Adam Zagoria of Forbes explained the effect on viewership of Zion in his debut, “The Spurs-Pelicans game on Wednesday night drew an average of 2.357 million viewers to the ESPN telecast, with a peak viewership of 2.777 million. Those numbers are up 88 percent from the comparable game a year ago.”

The final stretch of the season could have drastically changed playoff seedings, with the Grizzlies missing out on possibly their hardest stretch of the season, and for the Pelicans a chance to move up to the eighth seed.

The NBA is taking a huge risk announcing the season’s return with Covid-19 cases continuing to increase and pushback from players such as Kyrie Irving and Dwight Howard stating they are against the return-to-play but would stand with players if they decide to play.

Regional sports networks are owed at least 70 games in their deals with most teams having played at least 60. NBA players have already taken 25% pay cuts, but the impact of no postseason could have had an impact on salaries and the salary cap for years to come, accelerating the decision to restart the season.

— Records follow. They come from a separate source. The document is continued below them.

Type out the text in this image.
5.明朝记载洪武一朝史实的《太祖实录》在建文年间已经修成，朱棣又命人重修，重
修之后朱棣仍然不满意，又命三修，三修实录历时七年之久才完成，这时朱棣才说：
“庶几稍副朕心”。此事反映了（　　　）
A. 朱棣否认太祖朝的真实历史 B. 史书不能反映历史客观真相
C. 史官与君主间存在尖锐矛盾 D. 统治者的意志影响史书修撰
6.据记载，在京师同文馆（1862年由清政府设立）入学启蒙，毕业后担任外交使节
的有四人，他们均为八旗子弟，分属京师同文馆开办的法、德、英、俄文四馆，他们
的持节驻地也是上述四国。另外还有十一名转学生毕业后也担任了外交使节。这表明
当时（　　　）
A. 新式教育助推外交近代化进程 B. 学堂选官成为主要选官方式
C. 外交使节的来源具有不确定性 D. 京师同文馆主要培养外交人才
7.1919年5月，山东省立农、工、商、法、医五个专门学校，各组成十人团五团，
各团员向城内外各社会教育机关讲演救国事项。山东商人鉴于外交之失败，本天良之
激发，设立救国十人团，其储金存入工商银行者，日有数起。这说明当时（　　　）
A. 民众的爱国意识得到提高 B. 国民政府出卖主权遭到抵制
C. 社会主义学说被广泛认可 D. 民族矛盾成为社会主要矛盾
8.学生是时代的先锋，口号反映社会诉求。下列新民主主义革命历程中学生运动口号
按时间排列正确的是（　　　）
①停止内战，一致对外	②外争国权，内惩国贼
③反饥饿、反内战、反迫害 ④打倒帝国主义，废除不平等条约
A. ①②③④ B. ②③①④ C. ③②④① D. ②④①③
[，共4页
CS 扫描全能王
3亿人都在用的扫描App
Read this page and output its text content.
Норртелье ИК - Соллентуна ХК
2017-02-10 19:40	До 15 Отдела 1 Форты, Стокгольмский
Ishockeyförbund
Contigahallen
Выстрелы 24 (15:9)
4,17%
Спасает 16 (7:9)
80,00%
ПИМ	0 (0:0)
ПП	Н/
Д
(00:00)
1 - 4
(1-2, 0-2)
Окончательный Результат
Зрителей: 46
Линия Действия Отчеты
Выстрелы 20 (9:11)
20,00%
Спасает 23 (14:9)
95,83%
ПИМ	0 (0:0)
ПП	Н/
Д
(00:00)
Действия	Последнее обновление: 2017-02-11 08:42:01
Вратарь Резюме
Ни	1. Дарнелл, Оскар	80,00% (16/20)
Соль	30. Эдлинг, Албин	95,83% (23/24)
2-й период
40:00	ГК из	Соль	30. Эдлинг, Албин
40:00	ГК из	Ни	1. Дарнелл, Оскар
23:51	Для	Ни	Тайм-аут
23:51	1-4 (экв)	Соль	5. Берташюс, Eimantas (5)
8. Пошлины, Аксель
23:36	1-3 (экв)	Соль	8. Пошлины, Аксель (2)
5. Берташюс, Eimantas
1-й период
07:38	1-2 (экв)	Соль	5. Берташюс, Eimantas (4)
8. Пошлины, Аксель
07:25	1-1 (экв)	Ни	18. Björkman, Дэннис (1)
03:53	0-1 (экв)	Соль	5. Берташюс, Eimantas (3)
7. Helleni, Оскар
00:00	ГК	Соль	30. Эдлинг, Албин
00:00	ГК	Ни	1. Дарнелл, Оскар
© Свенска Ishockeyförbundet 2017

Small market teams have always been an issue in the NBA with stars opting for pay cuts to play in larger market cities, and this year’s playoff scenario seems like another opportunity to show off their already marketable superstar leaving off rising star Ja Morant.

Nick Wright said, “I would argue … that it is better for the NBA or Ja Morant to get some publicity this year than Zion. Zion is going to be a star and a media sensation no matter what. A lot of America has never watched Ja Morant play and seeing him in the first round against the Lakers may raise his star quality enough to where the NBA has another young, marketable superstar.”

Zion is going to be a superstar. There is no doubt about his talent and future in the league so why not focus this postseason on the potential rookie of the year who led his team to the 8thseed and exceeded expectations?